Medscape Covers Sprague Editorial on Potential Mammography Overscreening
Medscape reported on an editorial by Brian Sprague, Ph.D., M.S., University of Vermont Cancer Center member and Larner professor of surgery, radiology, and biochemistry, and a colleague at the University of Wisconsin–Madison that was published in Annals of Internal Medicine. The editorial accompanied a study on mammography screening that suggested the possibility of overscreening despite guidelines recommending biennial screening for average-risk women age 55 years or older.

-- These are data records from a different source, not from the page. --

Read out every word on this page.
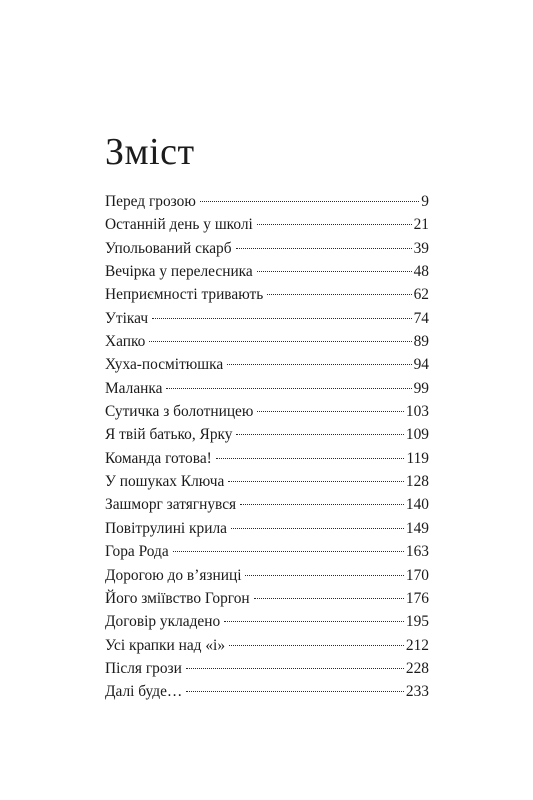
Зміст
Перед грозою	9
Останній день у школі	21
Упольований скарб	39
Вечірка у перелесника	48
Неприємності тривають	62
Утікач	74
Хапко	89
Хуха-посмітюшка	94
Маланка	99
Сутичка з болотницею	103
Я твій батько, Ярку	109
Команда готова!	119
У пошуках Ключа	128
Зашморг затягнувся	140
Повітрулині крила	149
Гора Рода	163
Дорогою до в’язниці	170
Його зміївство Горгон	176
Договір укладено	195
Усі крапки над «і»	212
Після грози	228
Далі буде…	233
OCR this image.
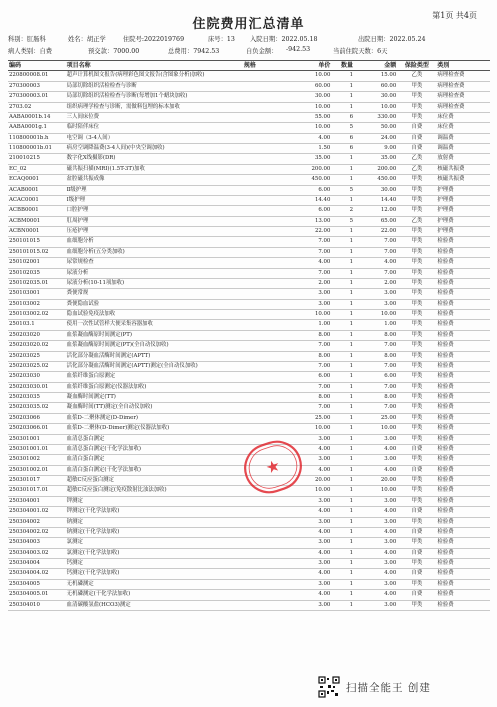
第1页 共4页
住院费用汇总清单
科别：肛肠科	姓名：胡正学	住院号:2022019769	床号：13 入院日期：2022.05.18	出院日期：2022.05.24
病人类别：自费	预交款：7000.00	总费用：7942.53	自负金额： -942.53	当前住院天数：6天
编码	项目名称	规格	单价	数量	金额	保险类型	类别
220800008.01	超声计算机图文报告(病理彩色图文报告(含图象分析)加收)		10.00	1	15.00	乙类	病理检查费
270300003	局部切除组织活检检查与诊断		60.00	1	60.00	甲类	病理检查费
270300003.01	局部切除组织活检检查与诊断(每增加1个蜡块加收)		30.00	1	30.00	甲类	病理检查费
2703.02	组织病理学检查与诊断，需做料包埋的标本加收		10.00	1	10.00	甲类	病理检查费
AABA0001b.14	三人间床位费		55.00	6	330.00	甲类	床位费
AABA0001g.1	临时陪伴床位		10.00	5	50.00	自费	床位费
110800001b.h	电空调（3-4人间）		4.00	6	24.00	自费	调温费
110800001b.01	病房空调降温费(3-4人间)(中央空调加收)		1.50	6	9.00	自费	调温费
210010215	数字化X线摄影(DR)		35.00	1	35.00	乙类	放射费
EC_02	磁共振扫描(MRI)(1.5T-3T)加收		200.00	1	200.00	乙类	核磁共振费
ECAQ0001	盆腔磁共振成像		450.00	1	450.00	甲类	核磁共振费
ACAB0001	Ⅱ级护理		6.00	5	30.00	甲类	护理费
ACAC0001	Ⅰ级护理		14.40	1	14.40	甲类	护理费
ACBB0001	口腔护理		6.00	2	12.00	甲类	护理费
ACBM0001	肛周护理		13.00	5	65.00	乙类	护理费
ACBN0001	压疮护理		22.00	1	22.00	甲类	护理费
250101015	血细胞分析		7.00	1	7.00	甲类	检验费
250101015.02	血细胞分析(五分类加收)		7.00	1	7.00	甲类	检验费
250102001	尿常规检查		4.00	1	4.00	甲类	检验费
250102035	尿液分析		7.00	1	7.00	甲类	检验费
250102035.01	尿液分析(10-11项加收)		2.00	1	2.00	甲类	检验费
250103001	粪便常规		3.00	1	3.00	甲类	检验费
250103002	粪便隐血试验		3.00	1	3.00	甲类	检验费
250103002.02	隐血试验免疫法加收		10.00	1	10.00	甲类	检验费
250103.1	使用一次性试管样大便采集容器加收		1.00	1	1.00	甲类	检验费
250203020	血浆凝血酶原时间测定(PT)		8.00	1	8.00	甲类	检验费
250203020.02	血浆凝血酶原时间测定(PT)(全自动仪加收)		7.00	1	7.00	甲类	检验费
250203025	活化部分凝血活酶时间测定(APTT)		8.00	1	8.00	甲类	检验费
250203025.02	活化部分凝血活酶时间测定(APTT)测定(全自动仪加收)		7.00	1	7.00	甲类	检验费
250203030	血浆纤维蛋白原测定		6.00	1	6.00	甲类	检验费
250203030.01	血浆纤维蛋白原测定(仪器法加收)		7.00	1	7.00	甲类	检验费
250203035	凝血酶时间测定(TT)		8.00	1	8.00	甲类	检验费
250203035.02	凝血酶时间(TT)测定(全自动仪加收)		7.00	1	7.00	甲类	检验费
250203066	血浆D-二聚体测定(D-Dimer)		25.00	1	25.00	甲类	检验费
250203066.01	血浆D-二聚体(D-Dimer)测定(仪器法加收)		10.00	1	10.00	甲类	检验费
250301001	血清总蛋白测定		3.00	1	3.00	甲类	检验费
250301001.01	血清总蛋白测定(干化学法加收)		4.00	1	4.00	自费	检验费
250301002	血清白蛋白测定		3.00	1	3.00	甲类	检验费
250301002.01	血清白蛋白测定(干化学法加收)		4.00	1	4.00	自费	检验费
250301017	超敏C反应蛋白测定		20.00	1	20.00	甲类	检验费
250301017.01	超敏C反应蛋白测定(免疫散射比浊法加收)		10.00	1	10.00	甲类	检验费
250304001	钾测定		3.00	1	3.00	甲类	检验费
250304001.02	钾测定(干化学法加收)		4.00	1	4.00	自费	检验费
250304002	钠测定		3.00	1	3.00	甲类	检验费
250304002.02	钠测定(干化学法加收)		4.00	1	4.00	自费	检验费
250304003	氯测定		3.00	1	3.00	甲类	检验费
250304003.02	氯测定(干化学法加收)		4.00	1	4.00	自费	检验费
250304004	钙测定		3.00	1	3.00	甲类	检验费
250304004.02	钙测定(干化学法加收)		4.00	1	4.00	自费	检验费
250304005	无机磷测定		3.00	1	3.00	甲类	检验费
250304005.01	无机磷测定(干化学法加收)		4.00	1	4.00	自费	检验费
250304010	血清碳酸氢盐(HCO3)测定		3.00	1	3.00	甲类	检验费
★
扫描全能王 创建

The editorial agreed with the study authors that the data pointed to potential overuse, including annual vs biennial intervals and screening beyond the age when early detection would confer a mortality benefit. “Given the long-term persistence of annual mammography as the dominant interval, most patients and clinicians seem to consistently place greater weight on the potential benefits than harms of more intense screening regimens,” the editorial authors wrote. “Numerous evidence-based interventions are available where broader implementation could improve alignment between screening use, guidelines, a patient’s individual risk for breast cancer, and their personal preferences.”
The editorial commentators cautioned, however, that NHIS data are susceptible to misclassification due to self-report, selection bias, and other threats to validity, and they lack measures required for breast cancer risk assessment and monitoring of screening use by risk level. Nevertheless, they said, such public health surveillance data provide a critical benchmark against which all other studies should be compared.